L’Italia che riparte passa dai professionisti: lo spartiacque fiscale della riforma Meloni
ITALIA. C’è stato un tempo in cui parlare di fisco evocava più la figura del gabelliere medievale che quella di uno Stato moderno. Un sistema percepito come opprimente, confuso, spesso vessatorio. Oggi, con un discorso fortemente simbolico agli Stati Generali dei Commercialisti, il Presidente del Consiglio Giorgia Meloni ha voluto marcare una cesura netta: il tempo della burocrazia cieca e della diffidenza sistemica verso il contribuente, secondo Palazzo Chigi, è (o dovrebbe essere) finito.
Il luogo scelto non è casuale. Il mondo dei commercialisti rappresenta, infatti, il crocevia tra il cittadino e lo Stato, tra la fiscalità teorica e quella vissuta ogni giorno da imprese, lavoratori autonomi e famiglie. Parlare a loro – e con loro – equivale a dettare la rotta fiscale dell’intero Paese. In quell’aula, Meloni non ha solo ringraziato, ha lanciato un manifesto politico ed economico: “Meno burocrazia, più fiducia nei cittadini”.
Una riforma attesa da mezzo secolo
La premier ha rivendicato il cuore della sua strategia economica: la riforma fiscale. Un cantiere aperto, ambizioso, che si propone di riscrivere le regole del gioco. Sedici decreti già approvati, cinque testi unici in via di definizione, e soprattutto un nuovo paradigma: passare da un fisco punitivo a uno collaborativo. Non si tratta, dunque, solo di modificare aliquote o semplificare modulistiche – pur necessari – ma di cambiare la cultura tributaria italiana.
Un passaggio epocale, tanto più significativo se si considera che la riforma è figlia del dialogo con gli operatori del settore. “Abbiamo fatto sintesi delle vostre proposte”, ha detto la Presidente, e in questo “abbiamo” c’è forse il segreto dell’approccio: non un’imposizione calata dall’alto, ma un processo condiviso.
Il fisco come leva di sviluppo, non ostacolo
Tra le righe del discorso, una visione chiara: il fisco deve essere leva di crescita, non zavorra.

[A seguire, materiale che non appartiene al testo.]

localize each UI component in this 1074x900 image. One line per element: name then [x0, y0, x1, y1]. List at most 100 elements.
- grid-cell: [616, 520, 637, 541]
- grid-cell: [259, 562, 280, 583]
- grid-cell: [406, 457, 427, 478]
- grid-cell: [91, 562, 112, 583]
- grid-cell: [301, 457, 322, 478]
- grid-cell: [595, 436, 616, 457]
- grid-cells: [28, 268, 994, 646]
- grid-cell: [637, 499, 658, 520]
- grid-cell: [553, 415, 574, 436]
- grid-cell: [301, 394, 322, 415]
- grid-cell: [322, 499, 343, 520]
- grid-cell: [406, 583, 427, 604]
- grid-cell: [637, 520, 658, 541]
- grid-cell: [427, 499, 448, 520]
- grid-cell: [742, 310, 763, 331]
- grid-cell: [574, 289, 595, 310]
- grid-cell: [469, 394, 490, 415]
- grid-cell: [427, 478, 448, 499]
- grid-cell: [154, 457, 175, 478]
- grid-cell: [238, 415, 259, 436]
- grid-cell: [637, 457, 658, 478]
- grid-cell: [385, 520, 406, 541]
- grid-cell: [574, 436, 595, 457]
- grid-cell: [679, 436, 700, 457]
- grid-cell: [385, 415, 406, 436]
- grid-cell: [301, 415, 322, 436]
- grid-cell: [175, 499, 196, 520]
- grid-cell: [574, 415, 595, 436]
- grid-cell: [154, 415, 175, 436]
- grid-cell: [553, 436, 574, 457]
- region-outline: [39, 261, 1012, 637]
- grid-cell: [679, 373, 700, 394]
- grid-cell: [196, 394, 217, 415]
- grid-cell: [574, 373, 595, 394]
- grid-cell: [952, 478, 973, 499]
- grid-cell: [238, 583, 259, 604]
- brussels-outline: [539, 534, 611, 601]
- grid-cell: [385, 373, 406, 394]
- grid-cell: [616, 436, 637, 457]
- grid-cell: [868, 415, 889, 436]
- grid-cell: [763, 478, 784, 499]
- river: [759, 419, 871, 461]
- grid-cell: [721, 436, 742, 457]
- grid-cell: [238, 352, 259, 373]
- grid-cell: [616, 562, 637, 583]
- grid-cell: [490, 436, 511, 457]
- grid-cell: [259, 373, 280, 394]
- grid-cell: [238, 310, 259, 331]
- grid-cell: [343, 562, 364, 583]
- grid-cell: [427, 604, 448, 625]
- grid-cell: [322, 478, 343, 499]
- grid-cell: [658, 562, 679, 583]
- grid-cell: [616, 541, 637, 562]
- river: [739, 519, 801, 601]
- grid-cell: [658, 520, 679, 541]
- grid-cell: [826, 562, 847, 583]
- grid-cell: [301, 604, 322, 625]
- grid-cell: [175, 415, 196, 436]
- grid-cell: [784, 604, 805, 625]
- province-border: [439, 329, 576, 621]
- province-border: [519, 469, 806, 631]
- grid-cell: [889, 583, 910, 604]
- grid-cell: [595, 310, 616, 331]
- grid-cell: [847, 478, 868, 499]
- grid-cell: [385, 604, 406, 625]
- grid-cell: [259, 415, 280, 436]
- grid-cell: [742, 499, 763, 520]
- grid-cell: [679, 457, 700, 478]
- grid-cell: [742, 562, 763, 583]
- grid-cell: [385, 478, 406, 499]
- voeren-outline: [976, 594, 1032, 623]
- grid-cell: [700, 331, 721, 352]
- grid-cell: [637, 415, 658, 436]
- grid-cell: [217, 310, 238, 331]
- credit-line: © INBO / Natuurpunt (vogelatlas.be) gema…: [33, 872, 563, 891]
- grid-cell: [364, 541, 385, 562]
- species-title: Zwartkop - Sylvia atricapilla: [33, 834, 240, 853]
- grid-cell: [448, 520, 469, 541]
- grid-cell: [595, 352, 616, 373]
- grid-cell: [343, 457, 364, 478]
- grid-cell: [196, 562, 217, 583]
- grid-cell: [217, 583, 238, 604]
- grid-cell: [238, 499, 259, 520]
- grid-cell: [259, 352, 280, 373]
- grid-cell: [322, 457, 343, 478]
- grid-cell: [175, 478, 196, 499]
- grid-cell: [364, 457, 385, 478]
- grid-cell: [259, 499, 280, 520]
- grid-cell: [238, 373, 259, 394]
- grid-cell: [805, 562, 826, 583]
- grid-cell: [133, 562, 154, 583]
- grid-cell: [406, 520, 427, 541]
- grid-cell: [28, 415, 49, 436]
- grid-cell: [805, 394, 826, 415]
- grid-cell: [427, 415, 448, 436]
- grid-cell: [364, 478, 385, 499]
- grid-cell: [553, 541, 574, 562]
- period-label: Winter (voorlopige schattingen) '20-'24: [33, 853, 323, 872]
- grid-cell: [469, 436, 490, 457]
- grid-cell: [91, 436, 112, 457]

Deve finanziare lo Stato senza strangolare l’economia reale. Per farlo, serve un equilibrio che dia respiro al ceto medio – oggi, più che mai, spina dorsale produttiva e insieme anello debole della catena – e che stimoli chi produce, investe, rischia.
Qui si inseriscono misure come il concordato preventivo biennale, reso strutturale e più vicino alle esigenze dei contribuenti, e la semplificazione normativa, con testi unici che puntano a rendere il sistema leggibile non solo per gli addetti ai lavori.
Lotta all’evasione: dai proclami ai numeri
Uno dei passaggi più politici, ma anche più concreti, è stato quello dedicato alla lotta all’evasione. “A chi ci accusa di aiutare gli evasori, rispondiamo con i numeri”, ha detto Meloni. Ed effettivamente, il dato è impressionante: 33,4 miliardi di euro recuperati nel 2024, il miglior risultato di sempre.
Un successo che – è stato sottolineato – non è figlio del caso, ma di scelte mirate: dalla digitalizzazione dei controlli alla repressione delle “partite IVA apri e chiudi”, fino al rafforzamento della precompilata. Il merito, ha voluto rimarcare, è anche dei commercialisti, “soldati silenziosi della legalità fiscale”, come qualcuno li ha definiti.
Professionisti non più bersagli
Uno dei momenti più apprezzati dall’auditorio è stato quello relativo alla responsabilità dei componenti del collegio sindacale. Una storica stortura normativa – che equiparava in maniera iniqua ruoli e responsabilità tra amministratori e organi di controllo – è stata finalmente corretta. Un segnale forte, che restituisce dignità e agibilità a una funzione cruciale per la trasparenza e la solidità delle imprese.
Un patto per l’Italia
Il discorso di Meloni agli Stati Generali dei Commercialisti non è stato un semplice omaggio istituzionale. È stato, nei toni e nei contenuti, un patto. Un invito alla corresponsabilità, alla costruzione di un sistema Paese più giusto, più moderno, più efficace. L’Italia, ha detto, “rimane una grande nazione”, ma “serve l’aiuto di tutti per restituirle il posto che merita”.
Non è un messaggio nuovo, ma è quanto mai attuale. Perché se il cambiamento del fisco sarà davvero il cambiamento del Paese, allora il futuro dell’Italia si gioca – anche – negli studi dei commercialisti, tra bilanci, dichiarazioni e controlli. E forse, finalmente, anche tra meno paura e più fiducia.